Wer kennt nicht die dahinfließenden Uhren von Salvador Dalí, das wohl bekannteste surrealistische Bild „Die zerrinnende Zeit“? Aber was ist eigentlich Surrealismus? Das Wort selbst bedeutet „über der Realität“. Träume und Unterbewusstes, im Rausch Empfundenes künstlerisch widerzugeben, das war das Ziel der Surrealisten, als deren Gründer der französische Schriftsteller André Breton (1896 bis 1966) und der aus Deutschland stammende Bildhauer Max Ernst (1891 bis 1976) gelten. Die neue Kunstrichtung knüpfte an den Dadaismus an, eine künstlerische Protestbewegung gegen das Bürgertum und seinen Nationalismus. Der Surrealismus aber wollte über den bloßen Protest hinausgehen, eine von gesellschaftlichen Zwängen befreite, revolutionäre Kunst verwirklichen. Er bildete eine Provokation, wollte schockieren. Typisch für surrealistische Malerei sind klar voneinander abzugrenzende Linien, Formen und Farben sowie eine präzise Ausführung. Die Motive aber sind in ihrer Kombination oft befremdlich oder auch verfremdet dargestellt.

Ausgangspunkt Paris
In Paris, in den Künstlerkreisen um Breton, bildete sich eine Gruppe von Surrealisten. Einfluss auf Breton hatte auch die von Sigmund Freud geschaffene Psychoanalyse, die von einer großen Macht des Unterbewussten auf den Menschen ausgeht. Der Schriftsteller gab 1924 sein „Erstes surrealistisches Manifest“ heraus, das die neue Kunstszene beeinflusste. André Breton schuf eine neue Art des Schreiben, das „automatische Schreiben“. Es ging dabei darum, spontane Gedanken zu notieren ohne nachzudenken, ohne eine Auswahl zu treffen und das Geschriebene zu beurteilen. Bekannte Werke von Breton sind „L’Amour Fou“ und „Nadja“ sowie seine theoretischen Abhandlungen über den Surrealismus. Die Maler Salvador Dalí, René Magritte, Joan Miró, der Dichter Paul Éluard, der Filmemacher Luis Buñuel und der Bildhauer Max Ernst waren neben Breton die wichtigsten Vertreter des Surrealismus.

Dalí und die Welt der Träume
Salvador Dalí (1904 bis 1989) ließ in seinen Gemälden wie kein anderer die Welt der Träume auferstehen. Seine surrealistische Schaffensperiode endete 1940. Von da an experimentierte er mit anderen Strömungen und Techniken. Auch René Magritte (1898 bis 1976) gehört zu den bekanntesten Surrealisten. Der Belgier schuf beispielsweise das berühmte Bild „Le fils de l’homme“, das einen Herrn mit Hut und schwarzem Mantel zeigt, dessen Gesicht von einem giftgrünen Apfel verdeckt ist.
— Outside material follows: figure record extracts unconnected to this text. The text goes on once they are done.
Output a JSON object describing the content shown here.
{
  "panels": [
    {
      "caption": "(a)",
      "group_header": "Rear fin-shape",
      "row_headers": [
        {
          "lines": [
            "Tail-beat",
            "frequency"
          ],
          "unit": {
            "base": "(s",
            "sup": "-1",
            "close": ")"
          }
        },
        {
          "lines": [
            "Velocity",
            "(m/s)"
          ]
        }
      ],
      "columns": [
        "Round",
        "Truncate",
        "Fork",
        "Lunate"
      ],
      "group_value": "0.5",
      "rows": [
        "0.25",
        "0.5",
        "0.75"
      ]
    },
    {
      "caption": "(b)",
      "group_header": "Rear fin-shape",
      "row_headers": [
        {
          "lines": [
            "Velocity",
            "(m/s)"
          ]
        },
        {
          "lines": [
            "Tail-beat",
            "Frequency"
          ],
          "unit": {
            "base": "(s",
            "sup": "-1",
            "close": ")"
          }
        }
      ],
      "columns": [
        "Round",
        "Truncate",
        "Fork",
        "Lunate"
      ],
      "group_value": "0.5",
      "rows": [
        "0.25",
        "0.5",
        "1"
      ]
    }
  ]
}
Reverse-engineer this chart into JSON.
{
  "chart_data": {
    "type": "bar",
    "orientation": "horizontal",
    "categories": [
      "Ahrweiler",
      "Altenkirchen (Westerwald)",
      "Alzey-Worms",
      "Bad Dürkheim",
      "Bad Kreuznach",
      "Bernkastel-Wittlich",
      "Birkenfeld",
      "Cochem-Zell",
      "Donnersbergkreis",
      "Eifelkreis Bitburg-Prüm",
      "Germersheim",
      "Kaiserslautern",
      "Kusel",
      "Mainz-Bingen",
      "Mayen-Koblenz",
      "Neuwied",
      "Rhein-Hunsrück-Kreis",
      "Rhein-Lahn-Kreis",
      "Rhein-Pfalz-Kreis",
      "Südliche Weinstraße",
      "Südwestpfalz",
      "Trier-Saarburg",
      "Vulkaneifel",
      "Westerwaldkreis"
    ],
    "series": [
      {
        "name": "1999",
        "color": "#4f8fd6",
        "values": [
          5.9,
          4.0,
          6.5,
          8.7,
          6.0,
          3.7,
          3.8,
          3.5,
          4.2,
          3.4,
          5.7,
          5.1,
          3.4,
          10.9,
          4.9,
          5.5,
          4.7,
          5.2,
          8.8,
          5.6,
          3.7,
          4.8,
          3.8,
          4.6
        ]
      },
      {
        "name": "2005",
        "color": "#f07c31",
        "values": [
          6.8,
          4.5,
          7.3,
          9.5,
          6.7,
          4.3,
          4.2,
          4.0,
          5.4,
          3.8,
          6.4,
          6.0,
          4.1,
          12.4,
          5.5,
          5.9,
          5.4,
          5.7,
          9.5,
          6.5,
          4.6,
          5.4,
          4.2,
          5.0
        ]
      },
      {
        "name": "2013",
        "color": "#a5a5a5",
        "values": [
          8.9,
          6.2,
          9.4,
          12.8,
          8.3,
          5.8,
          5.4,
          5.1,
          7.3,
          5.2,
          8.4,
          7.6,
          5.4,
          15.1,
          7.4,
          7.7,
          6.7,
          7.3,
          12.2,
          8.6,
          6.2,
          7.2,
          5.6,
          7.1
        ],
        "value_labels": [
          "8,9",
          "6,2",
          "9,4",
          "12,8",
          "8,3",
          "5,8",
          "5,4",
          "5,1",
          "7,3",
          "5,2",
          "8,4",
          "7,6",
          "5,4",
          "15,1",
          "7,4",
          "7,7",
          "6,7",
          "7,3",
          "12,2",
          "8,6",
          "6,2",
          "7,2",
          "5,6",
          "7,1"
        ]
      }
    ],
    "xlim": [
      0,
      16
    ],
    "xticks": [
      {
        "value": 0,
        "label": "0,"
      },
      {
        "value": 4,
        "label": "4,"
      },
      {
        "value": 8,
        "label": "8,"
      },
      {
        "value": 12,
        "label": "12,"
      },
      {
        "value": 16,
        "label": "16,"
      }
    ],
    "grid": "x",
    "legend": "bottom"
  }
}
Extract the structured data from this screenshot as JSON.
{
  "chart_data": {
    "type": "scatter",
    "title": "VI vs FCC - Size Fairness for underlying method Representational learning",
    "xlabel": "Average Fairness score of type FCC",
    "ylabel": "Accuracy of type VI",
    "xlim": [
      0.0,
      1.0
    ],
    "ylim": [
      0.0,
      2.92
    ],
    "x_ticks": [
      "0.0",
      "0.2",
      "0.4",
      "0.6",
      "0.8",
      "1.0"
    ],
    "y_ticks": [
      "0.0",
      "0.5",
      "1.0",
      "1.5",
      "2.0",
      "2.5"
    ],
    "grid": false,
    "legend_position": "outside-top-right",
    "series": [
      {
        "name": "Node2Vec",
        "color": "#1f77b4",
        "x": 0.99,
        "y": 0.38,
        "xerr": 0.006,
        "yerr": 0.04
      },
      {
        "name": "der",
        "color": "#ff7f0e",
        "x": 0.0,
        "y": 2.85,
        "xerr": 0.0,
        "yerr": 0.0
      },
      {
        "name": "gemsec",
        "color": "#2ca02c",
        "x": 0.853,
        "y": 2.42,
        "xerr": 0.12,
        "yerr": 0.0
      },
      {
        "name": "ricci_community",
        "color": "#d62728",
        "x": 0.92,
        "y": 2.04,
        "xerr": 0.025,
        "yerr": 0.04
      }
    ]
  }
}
Joan Miró (1893 bis 1983) war einer der Hauptvertreter des Surrealismus, dessen Werke sich durch eine völlig individuelle Symbolsprache auszeichneten. Gemälde von Miró sind dank verschiedener wiederkehrender Elemente auf den ersten Blick diesem Künstler zuzuordnen. Trotzdem sind die Bilder aus seiner surrealistischen Phase alles andere als gleichförmig und langweilig.

Paul Éluard (1895 bis 1952), einer der Poeten unter den Anhängern des Surrealismus, sah die Dichter und Schriftsteller als „Gewissen der Gesellschaft“. Ihre Aufgabe sei es, gegen die unterdrückenden Konventionen und Zwänge zu revoltieren. Einer der größten Filmregisseure des 20. Jahrhunderts, Luis Buñuel (1900 bis 1983), ist ebenfalls dem Surrealismus zuzurechnen. Bereits sein erster Film, „Ein andulusischer Hund“, wurde ein großer Erfolg. An dem Drehbuch für den Streifen hatte übrigens auch Buñuels Freund Salvador Dalí mitgeschrieben.

Max Ernst (1891-1976) war einer der wenigen deutschen Vertreter des Surrealismus und einer seiner wichtigen Impulsgeber. In den zwanziger Jahren lebte er zeitweise in Paris, wo er sich dem Zirkel um Breton anschloss. Ein bekanntes Gemälde von ihm zeigt eine verzweifelte Jungfrau Maria, die dem Jesuskind den Hintern versohlt, wobei der Maler selbst, Breton und Èluard das Geschehen durch ein Fenster verfolgen. In dieser Zeit widmete er sich vor allem der Malerei, die Beschäftigung mit Skulpturen folgte erst Mitte der dreißiger Jahre. In den vierziger Jahren lebte er im amerikanischen Exil und begründete dort eine eigene surrealistische Kunstströmung.